Pardee Butler: You Can Not Teach an Old Dog New Tricks

Pardee Butler (1816-1888) was an evangelist who spent much of his time preaching in Kansas. He first came to Kansas in 1855 prior to it entering the union. During this time, there was an intense – often violent – debate over whether Kansas would be a free state or a slave state. Butler, with his abolitionist views, suffered physical attacks from pro-slavery settlers. Below is his reaction to a warning about the threat of such violence for refusing to support the sinful practice of slavery that was common in those days.

‘If you talk that way when you get to Kansas you will never come back again; they will hang you.’

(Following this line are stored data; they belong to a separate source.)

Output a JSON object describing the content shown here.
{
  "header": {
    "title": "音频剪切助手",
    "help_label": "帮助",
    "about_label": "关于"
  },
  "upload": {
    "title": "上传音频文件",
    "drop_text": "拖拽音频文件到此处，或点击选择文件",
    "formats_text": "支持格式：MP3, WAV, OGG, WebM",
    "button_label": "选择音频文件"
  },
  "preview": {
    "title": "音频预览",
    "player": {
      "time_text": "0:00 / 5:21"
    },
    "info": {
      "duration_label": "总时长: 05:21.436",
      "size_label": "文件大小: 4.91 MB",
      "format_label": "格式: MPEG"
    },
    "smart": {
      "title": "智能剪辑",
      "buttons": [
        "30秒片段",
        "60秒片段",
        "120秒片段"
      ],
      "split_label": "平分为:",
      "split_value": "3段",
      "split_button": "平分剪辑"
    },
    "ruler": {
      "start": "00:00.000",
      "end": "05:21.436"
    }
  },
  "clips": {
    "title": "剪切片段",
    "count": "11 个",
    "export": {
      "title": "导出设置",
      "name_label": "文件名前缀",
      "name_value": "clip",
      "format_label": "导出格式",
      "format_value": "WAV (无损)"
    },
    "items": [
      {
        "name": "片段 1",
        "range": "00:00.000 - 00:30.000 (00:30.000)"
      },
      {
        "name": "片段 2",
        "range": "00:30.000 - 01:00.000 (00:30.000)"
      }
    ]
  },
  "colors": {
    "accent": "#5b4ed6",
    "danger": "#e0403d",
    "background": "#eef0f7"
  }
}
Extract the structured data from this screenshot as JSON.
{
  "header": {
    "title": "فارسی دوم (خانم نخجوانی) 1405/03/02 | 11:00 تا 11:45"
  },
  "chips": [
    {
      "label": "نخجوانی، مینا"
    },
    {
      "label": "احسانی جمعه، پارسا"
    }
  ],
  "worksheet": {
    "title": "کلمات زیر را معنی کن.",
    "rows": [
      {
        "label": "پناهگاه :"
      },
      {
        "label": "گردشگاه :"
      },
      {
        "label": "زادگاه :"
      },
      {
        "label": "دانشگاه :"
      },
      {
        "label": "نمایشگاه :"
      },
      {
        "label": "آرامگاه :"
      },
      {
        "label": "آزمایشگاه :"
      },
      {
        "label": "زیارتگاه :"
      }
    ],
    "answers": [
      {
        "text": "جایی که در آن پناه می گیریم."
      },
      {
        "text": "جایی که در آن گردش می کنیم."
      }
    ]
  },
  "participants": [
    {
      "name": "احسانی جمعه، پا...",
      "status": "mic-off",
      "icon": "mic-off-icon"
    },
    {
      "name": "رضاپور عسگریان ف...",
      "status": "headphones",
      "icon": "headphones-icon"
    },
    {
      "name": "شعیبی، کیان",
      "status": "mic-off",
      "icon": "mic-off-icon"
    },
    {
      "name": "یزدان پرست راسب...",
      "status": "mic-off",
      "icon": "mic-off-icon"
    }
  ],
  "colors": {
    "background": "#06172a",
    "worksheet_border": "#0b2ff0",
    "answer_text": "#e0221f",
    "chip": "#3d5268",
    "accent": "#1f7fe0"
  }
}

The thing was so absurd I only laughed in the old man’s face, and said to him:

‘Well, you can not teach an old dog new tricks. I have spoken my mind so long that I shall continue to do it if they do hang me,’ and so bade him good-bye’” (Personal Recollections of Pardee Butler).

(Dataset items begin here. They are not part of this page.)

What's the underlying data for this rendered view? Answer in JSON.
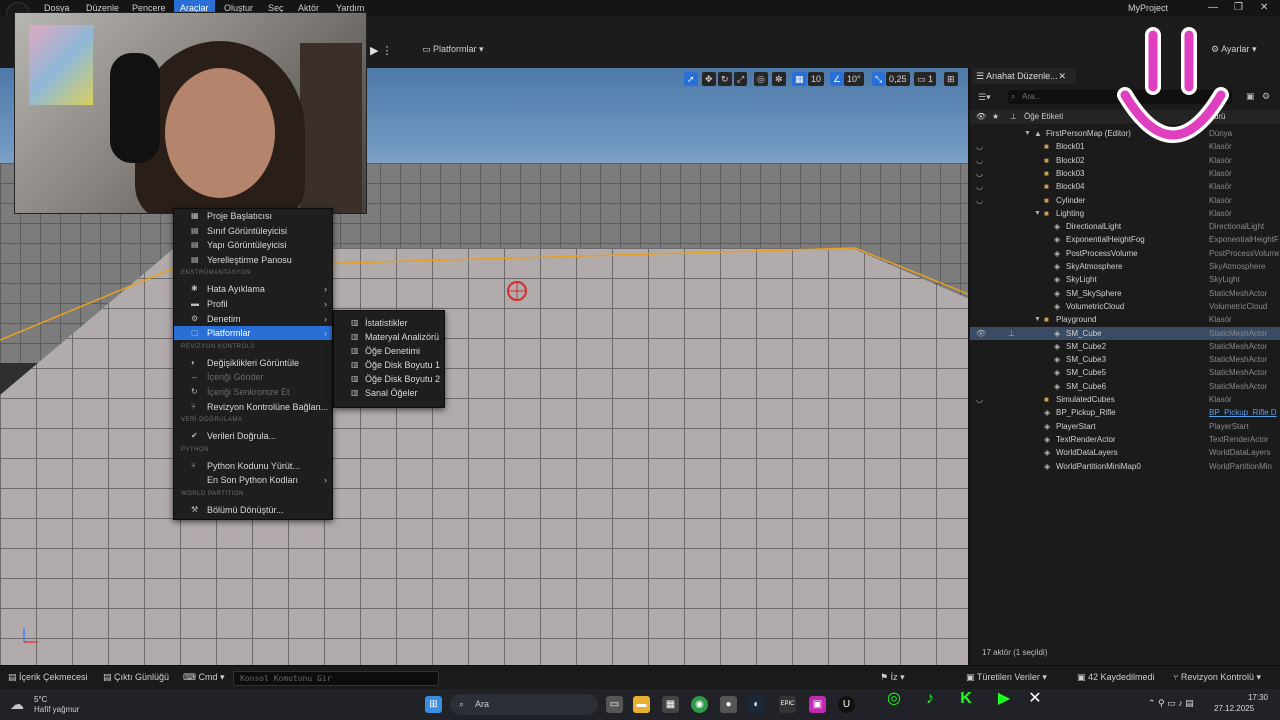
{
  "menubar": {
    "items": [
      "Dosya",
      "Düzenle",
      "Pencere",
      "Araçlar",
      "Oluştur",
      "Seç",
      "Aktör",
      "Yardım"
    ],
    "active": "Araçlar",
    "project": "MyProject"
  },
  "toolbar": {
    "platforms_label": "Platformlar",
    "settings_label": "Ayarlar"
  },
  "viewport": {
    "grid_value": "10",
    "angle_value": "10°",
    "scale_value": "0,25",
    "camera_speed": "1"
  },
  "tools_menu": {
    "items": [
      {
        "type": "item",
        "icon": "▦",
        "label": "Proje Başlatıcısı"
      },
      {
        "type": "item",
        "icon": "▤",
        "label": "Sınıf Görüntüleyicisi"
      },
      {
        "type": "item",
        "icon": "▤",
        "label": "Yapı Görüntüleyicisi"
      },
      {
        "type": "item",
        "icon": "▤",
        "label": "Yerelleştirme Panosu"
      },
      {
        "type": "section",
        "label": "ENSTRÜMANTASYON"
      },
      {
        "type": "item",
        "icon": "✱",
        "label": "Hata Ayıklama",
        "submenu": true
      },
      {
        "type": "item",
        "icon": "▬",
        "label": "Profil",
        "submenu": true
      },
      {
        "type": "item",
        "icon": "⚙",
        "label": "Denetim",
        "submenu": true
      },
      {
        "type": "item",
        "icon": "▢",
        "label": "Platformlar",
        "submenu": true,
        "highlight": true
      },
      {
        "type": "section",
        "label": "REVİZYON KONTROLÜ"
      },
      {
        "type": "item",
        "icon": "◐",
        "label": "Değişiklikleri Görüntüle"
      },
      {
        "type": "item",
        "icon": "←",
        "label": "İçeriği Gönder",
        "disabled": true
      },
      {
        "type": "item",
        "icon": "↻",
        "label": "İçeriği Senkronize Et",
        "disabled": true
      },
      {
        "type": "item",
        "icon": "⑂",
        "label": "Revizyon Kontrolüne Bağlan..."
      },
      {
        "type": "section",
        "label": "VERİ DOĞRULAMA"
      },
      {
        "type": "item",
        "icon": "✔",
        "label": "Verileri Doğrula..."
      },
      {
        "type": "section",
        "label": "PYTHON"
      },
      {
        "type": "item",
        "icon": "⑂",
        "label": "Python Kodunu Yürüt..."
      },
      {
        "type": "item",
        "icon": "",
        "label": "En Son Python Kodları",
        "submenu": true
      },
      {
        "type": "section",
        "label": "WORLD PARTITION"
      },
      {
        "type": "item",
        "icon": "⚒",
        "label": "Bölümü Dönüştür..."
      }
    ]
  },
  "submenu": {
    "items": [
      "İstatistikler",
      "Materyal Analizörü",
      "Öğe Denetimi",
      "Öğe Disk Boyutu 1",
      "Öğe Disk Boyutu 2",
      "Sanal Öğeler"
    ]
  },
  "outliner": {
    "tab": "Anahat Düzenle...",
    "search_placeholder": "Ara...",
    "col_label": "Öğe Etiketi",
    "col_type": "Türü",
    "rows": [
      {
        "level": 0,
        "kind": "map",
        "name": "FirstPersonMap (Editor)",
        "type": "Dünya",
        "eye": false,
        "expand": "▼"
      },
      {
        "level": 1,
        "kind": "folder",
        "name": "Block01",
        "type": "Klasör",
        "eye": true
      },
      {
        "level": 1,
        "kind": "folder",
        "name": "Block02",
        "type": "Klasör",
        "eye": true
      },
      {
        "level": 1,
        "kind": "folder",
        "name": "Block03",
        "type": "Klasör",
        "eye": true
      },
      {
        "level": 1,
        "kind": "folder",
        "name": "Block04",
        "type": "Klasör",
        "eye": true
      },
      {
        "level": 1,
        "kind": "folder",
        "name": "Cylinder",
        "type": "Klasör",
        "eye": true
      },
      {
        "level": 1,
        "kind": "folder",
        "name": "Lighting",
        "type": "Klasör",
        "eye": false,
        "expand": "▼"
      },
      {
        "level": 2,
        "kind": "actor",
        "name": "DirectionalLight",
        "type": "DirectionalLight",
        "eye": false
      },
      {
        "level": 2,
        "kind": "actor",
        "name": "ExponentialHeightFog",
        "type": "ExponentialHeightFog",
        "eye": false
      },
      {
        "level": 2,
        "kind": "actor",
        "name": "PostProcessVolume",
        "type": "PostProcessVolume",
        "eye": false
      },
      {
        "level": 2,
        "kind": "actor",
        "name": "SkyAtmosphere",
        "type": "SkyAtmosphere",
        "eye": false
      },
      {
        "level": 2,
        "kind": "actor",
        "name": "SkyLight",
        "type": "SkyLight",
        "eye": false
      },
      {
        "level": 2,
        "kind": "actor",
        "name": "SM_SkySphere",
        "type": "StaticMeshActor",
        "eye": false
      },
      {
        "level": 2,
        "kind": "actor",
        "name": "VolumetricCloud",
        "type": "VolumetricCloud",
        "eye": false
      },
      {
        "level": 1,
        "kind": "folder",
        "name": "Playground",
        "type": "Klasör",
        "eye": false,
        "expand": "▼"
      },
      {
        "level": 2,
        "kind": "actor",
        "name": "SM_Cube",
        "type": "StaticMeshActor",
        "eye": true,
        "selected": true
      },
      {
        "level": 2,
        "kind": "actor",
        "name": "SM_Cube2",
        "type": "StaticMeshActor",
        "eye": false
      },
      {
        "level": 2,
        "kind": "actor",
        "name": "SM_Cube3",
        "type": "StaticMeshActor",
        "eye": false
      },
      {
        "level": 2,
        "kind": "actor",
        "name": "SM_Cube5",
        "type": "StaticMeshActor",
        "eye": false
      },
      {
        "level": 2,
        "kind": "actor",
        "name": "SM_Cube6",
        "type": "StaticMeshActor",
        "eye": false
      },
      {
        "level": 1,
        "kind": "folder",
        "name": "SimulatedCubes",
        "type": "Klasör",
        "eye": true
      },
      {
        "level": 1,
        "kind": "actor",
        "name": "BP_Pickup_Rifle",
        "type": "BP_Pickup_Rifle D",
        "eye": false,
        "link": true
      },
      {
        "level": 1,
        "kind": "actor",
        "name": "PlayerStart",
        "type": "PlayerStart",
        "eye": false
      },
      {
        "level": 1,
        "kind": "actor",
        "name": "TextRenderActor",
        "type": "TextRenderActor",
        "eye": false
      },
      {
        "level": 1,
        "kind": "actor",
        "name": "WorldDataLayers",
        "type": "WorldDataLayers",
        "eye": false
      },
      {
        "level": 1,
        "kind": "actor",
        "name": "WorldPartitionMiniMap0",
        "type": "WorldPartitionMin",
        "eye": false
      }
    ],
    "status": "17 aktör (1 seçildi)"
  },
  "bottombar": {
    "content_drawer": "İçerik Çekmecesi",
    "output_log": "Çıktı Günlüğü",
    "cmd": "Cmd",
    "console_placeholder": "Konsol Komutunu Gir",
    "derived": "Türetilen Veriler",
    "saved": "42 Kaydedilmedi",
    "revision": "Revizyon Kontrolü",
    "trace": "İz"
  },
  "taskbar": {
    "temperature": "5°C",
    "weather": "Hafif yağmur",
    "search": "Ara",
    "time": "17:30",
    "date": "27.12.2025"
  },
  "colors": {
    "accent": "#2a6fd6",
    "selection": "#3a4c64",
    "overlay_pink": "#e040c0"
  }
}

There are three lessons we can learn from the example of Pardee Butler.

First, we must be willing to face persecution for speaking the truth. This is probably the most obvious lesson from the above quote. Christians must be prepared to endure persecution (1 Peter 4:12-16; Hebrews 10:32-34) and be “faithful until death” (Revelation 2:10).

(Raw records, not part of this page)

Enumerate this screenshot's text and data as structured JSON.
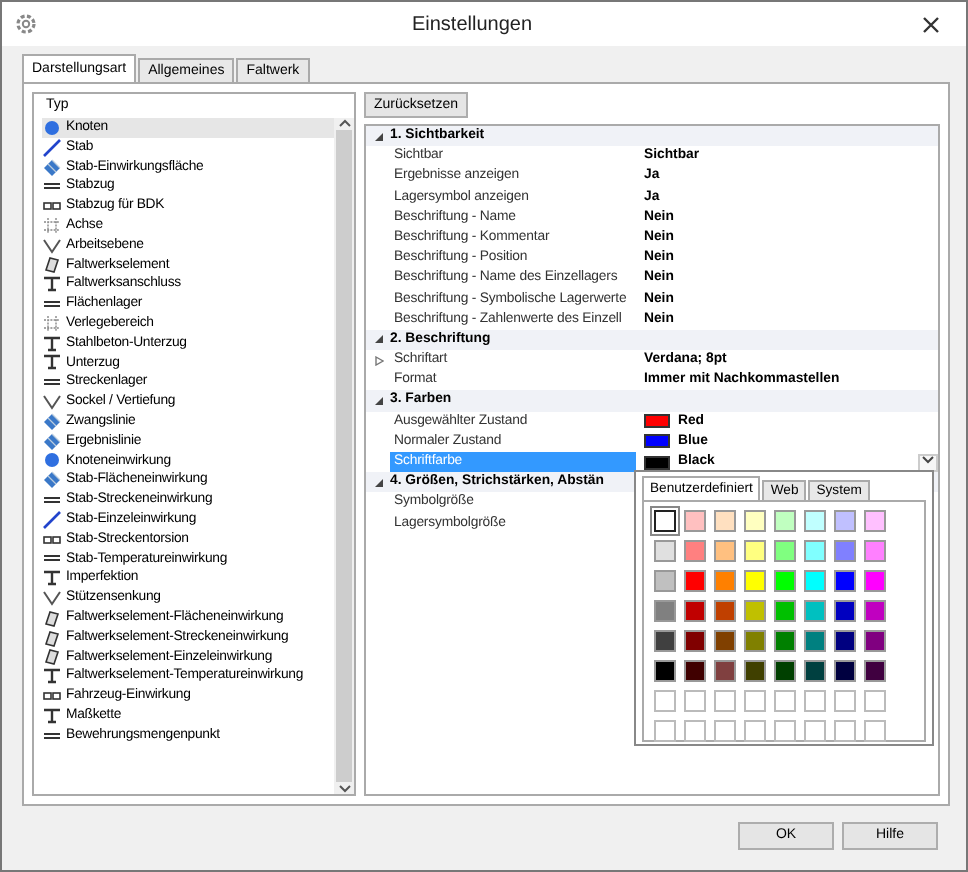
{
  "window": {
    "title": "Einstellungen"
  },
  "tabs": [
    {
      "label": "Darstellungsart",
      "selected": true
    },
    {
      "label": "Allgemeines",
      "selected": false
    },
    {
      "label": "Faltwerk",
      "selected": false
    }
  ],
  "type_list": {
    "header": "Typ",
    "items": [
      {
        "label": "Knoten",
        "selected": true
      },
      {
        "label": "Stab",
        "selected": false
      },
      {
        "label": "Stab-Einwirkungsfläche",
        "selected": false
      },
      {
        "label": "Stabzug",
        "selected": false
      },
      {
        "label": "Stabzug für BDK",
        "selected": false
      },
      {
        "label": "Achse",
        "selected": false
      },
      {
        "label": "Arbeitsebene",
        "selected": false
      },
      {
        "label": "Faltwerkselement",
        "selected": false
      },
      {
        "label": "Faltwerksanschluss",
        "selected": false
      },
      {
        "label": "Flächenlager",
        "selected": false
      },
      {
        "label": "Verlegebereich",
        "selected": false
      },
      {
        "label": "Stahlbeton-Unterzug",
        "selected": false
      },
      {
        "label": "Unterzug",
        "selected": false
      },
      {
        "label": "Streckenlager",
        "selected": false
      },
      {
        "label": "Sockel / Vertiefung",
        "selected": false
      },
      {
        "label": "Zwangslinie",
        "selected": false
      },
      {
        "label": "Ergebnislinie",
        "selected": false
      },
      {
        "label": "Knoteneinwirkung",
        "selected": false
      },
      {
        "label": "Stab-Flächeneinwirkung",
        "selected": false
      },
      {
        "label": "Stab-Streckeneinwirkung",
        "selected": false
      },
      {
        "label": "Stab-Einzeleinwirkung",
        "selected": false
      },
      {
        "label": "Stab-Streckentorsion",
        "selected": false
      },
      {
        "label": "Stab-Temperatureinwirkung",
        "selected": false
      },
      {
        "label": "Imperfektion",
        "selected": false
      },
      {
        "label": "Stützensenkung",
        "selected": false
      },
      {
        "label": "Faltwerkselement-Flächeneinwirkung",
        "selected": false
      },
      {
        "label": "Faltwerkselement-Streckeneinwirkung",
        "selected": false
      },
      {
        "label": "Faltwerkselement-Einzeleinwirkung",
        "selected": false
      },
      {
        "label": "Faltwerkselement-Temperatureinwirkung",
        "selected": false
      },
      {
        "label": "Fahrzeug-Einwirkung",
        "selected": false
      },
      {
        "label": "Maßkette",
        "selected": false
      },
      {
        "label": "Bewehrungsmengenpunkt",
        "selected": false
      }
    ]
  },
  "reset_button": "Zurücksetzen",
  "property_grid": {
    "categories": [
      {
        "title": "1. Sichtbarkeit",
        "expanded": true,
        "properties": [
          {
            "name": "Sichtbar",
            "value": "Sichtbar",
            "selected": false
          },
          {
            "name": "Ergebnisse anzeigen",
            "value": "Ja",
            "selected": false
          },
          {
            "name": "Lagersymbol anzeigen",
            "value": "Ja",
            "selected": false
          },
          {
            "name": "Beschriftung - Name",
            "value": "Nein",
            "selected": false
          },
          {
            "name": "Beschriftung - Kommentar",
            "value": "Nein",
            "selected": false
          },
          {
            "name": "Beschriftung - Position",
            "value": "Nein",
            "selected": false
          },
          {
            "name": "Beschriftung - Name des Einzellagers",
            "value": "Nein",
            "selected": false
          },
          {
            "name": "Beschriftung - Symbolische Lagerwerte",
            "value": "Nein",
            "selected": false
          },
          {
            "name": "Beschriftung - Zahlenwerte des Einzell",
            "value": "Nein",
            "selected": false
          }
        ]
      },
      {
        "title": "2. Beschriftung",
        "expanded": true,
        "properties": [
          {
            "name": "Schriftart",
            "value": "Verdana; 8pt",
            "selected": false,
            "expandable": true
          },
          {
            "name": "Format",
            "value": "Immer mit Nachkommastellen",
            "selected": false
          }
        ]
      },
      {
        "title": "3. Farben",
        "expanded": true,
        "properties": [
          {
            "name": "Ausgewählter Zustand",
            "value": "Red",
            "color": "#ff0000",
            "selected": false
          },
          {
            "name": "Normaler Zustand",
            "value": "Blue",
            "color": "#0000ff",
            "selected": false
          },
          {
            "name": "Schriftfarbe",
            "value": "Black",
            "color": "#000000",
            "selected": true
          }
        ]
      },
      {
        "title": "4. Größen, Strichstärken, Abstän",
        "expanded": true,
        "properties": [
          {
            "name": "Symbolgröße",
            "selected": false
          },
          {
            "name": "Lagersymbolgröße",
            "selected": false
          }
        ]
      }
    ]
  },
  "color_picker": {
    "tabs": [
      {
        "label": "Benutzerdefiniert",
        "selected": true
      },
      {
        "label": "Web",
        "selected": false
      },
      {
        "label": "System",
        "selected": false
      }
    ],
    "swatches": [
      {
        "kind": "color",
        "color": "#ffffff",
        "selected": true
      },
      {
        "kind": "color",
        "color": "#ffc0c0",
        "selected": false
      },
      {
        "kind": "color",
        "color": "#ffe0c0",
        "selected": false
      },
      {
        "kind": "color",
        "color": "#ffffc0",
        "selected": false
      },
      {
        "kind": "color",
        "color": "#c0ffc0",
        "selected": false
      },
      {
        "kind": "color",
        "color": "#c0ffff",
        "selected": false
      },
      {
        "kind": "color",
        "color": "#c0c0ff",
        "selected": false
      },
      {
        "kind": "color",
        "color": "#ffc0ff",
        "selected": false
      },
      {
        "kind": "color",
        "color": "#e0e0e0",
        "selected": false
      },
      {
        "kind": "color",
        "color": "#ff8080",
        "selected": false
      },
      {
        "kind": "color",
        "color": "#ffc080",
        "selected": false
      },
      {
        "kind": "color",
        "color": "#ffff80",
        "selected": false
      },
      {
        "kind": "color",
        "color": "#80ff80",
        "selected": false
      },
      {
        "kind": "color",
        "color": "#80ffff",
        "selected": false
      },
      {
        "kind": "color",
        "color": "#8080ff",
        "selected": false
      },
      {
        "kind": "color",
        "color": "#ff80ff",
        "selected": false
      },
      {
        "kind": "color",
        "color": "#c0c0c0",
        "selected": false
      },
      {
        "kind": "color",
        "color": "#ff0000",
        "selected": false
      },
      {
        "kind": "color",
        "color": "#ff8000",
        "selected": false
      },
      {
        "kind": "color",
        "color": "#ffff00",
        "selected": false
      },
      {
        "kind": "color",
        "color": "#00ff00",
        "selected": false
      },
      {
        "kind": "color",
        "color": "#00ffff",
        "selected": false
      },
      {
        "kind": "color",
        "color": "#0000ff",
        "selected": false
      },
      {
        "kind": "color",
        "color": "#ff00ff",
        "selected": false
      },
      {
        "kind": "color",
        "color": "#808080",
        "selected": false
      },
      {
        "kind": "color",
        "color": "#c00000",
        "selected": false
      },
      {
        "kind": "color",
        "color": "#c04000",
        "selected": false
      },
      {
        "kind": "color",
        "color": "#c0c000",
        "selected": false
      },
      {
        "kind": "color",
        "color": "#00c000",
        "selected": false
      },
      {
        "kind": "color",
        "color": "#00c0c0",
        "selected": false
      },
      {
        "kind": "color",
        "color": "#0000c0",
        "selected": false
      },
      {
        "kind": "color",
        "color": "#c000c0",
        "selected": false
      },
      {
        "kind": "color",
        "color": "#404040",
        "selected": false
      },
      {
        "kind": "color",
        "color": "#800000",
        "selected": false
      },
      {
        "kind": "color",
        "color": "#804000",
        "selected": false
      },
      {
        "kind": "color",
        "color": "#808000",
        "selected": false
      },
      {
        "kind": "color",
        "color": "#008000",
        "selected": false
      },
      {
        "kind": "color",
        "color": "#008080",
        "selected": false
      },
      {
        "kind": "color",
        "color": "#000080",
        "selected": false
      },
      {
        "kind": "color",
        "color": "#800080",
        "selected": false
      },
      {
        "kind": "color",
        "color": "#000000",
        "selected": false
      },
      {
        "kind": "color",
        "color": "#400000",
        "selected": false
      },
      {
        "kind": "color",
        "color": "#804040",
        "selected": false
      },
      {
        "kind": "color",
        "color": "#404000",
        "selected": false
      },
      {
        "kind": "color",
        "color": "#004000",
        "selected": false
      },
      {
        "kind": "color",
        "color": "#004040",
        "selected": false
      },
      {
        "kind": "color",
        "color": "#000040",
        "selected": false
      },
      {
        "kind": "color",
        "color": "#400040",
        "selected": false
      },
      {
        "kind": "empty",
        "selected": false
      },
      {
        "kind": "empty",
        "selected": false
      },
      {
        "kind": "empty",
        "selected": false
      },
      {
        "kind": "empty",
        "selected": false
      },
      {
        "kind": "empty",
        "selected": false
      },
      {
        "kind": "empty",
        "selected": false
      },
      {
        "kind": "empty",
        "selected": false
      },
      {
        "kind": "empty",
        "selected": false
      },
      {
        "kind": "empty",
        "selected": false
      },
      {
        "kind": "empty",
        "selected": false
      },
      {
        "kind": "empty",
        "selected": false
      },
      {
        "kind": "empty",
        "selected": false
      },
      {
        "kind": "empty",
        "selected": false
      },
      {
        "kind": "empty",
        "selected": false
      },
      {
        "kind": "empty",
        "selected": false
      },
      {
        "kind": "empty",
        "selected": false
      }
    ]
  },
  "buttons": [
    "OK",
    "Hilfe"
  ]
}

Second, we must develop a habit of standing for the truth. Butler had “spoken [his] mind so long” that it was common practice for him. Developing a habit of doing the will of God – in this case, speaking out in defense of the truth – makes it easier for one to continue to do so, even under the threat of persecution. Peter said that Christians must “always [be] ready to make a defense” (1 Peter 3:15). If, instead of speaking out, we develop habit of remaining silent during opportunities to discuss spiritual matters, it becomes more difficult to start speaking out later because “you can not teach an old dog new tricks.”

Third, we should not be afraid to address politically divisive issues that pertain to spiritual matters. It would be difficult to find a political issue that was as divisive as slavery was in the years leading up to the Civil War. It was a major factor – if not the primary factor – that led to the war. But we do have politically divisive issues today – such as abortion and same-sex marriage – that need to be addressed by Christians. Some political issues may fall under the realm of personal opinion. But those issues that are addressed by God in His word must be proclaimed and defended as matters that pertain to faith. “In season and out of season” (2 Timothy 4:2), we must proclaim “the whole counsel of God” (Acts 20:27, NKJV), even if politicians have taken opposing sides on a particular moral issue.

As we encounter divisive political issues today, let us not be afraid to speak out and proclaim the truth about those issues that pertain to morality and righteousness.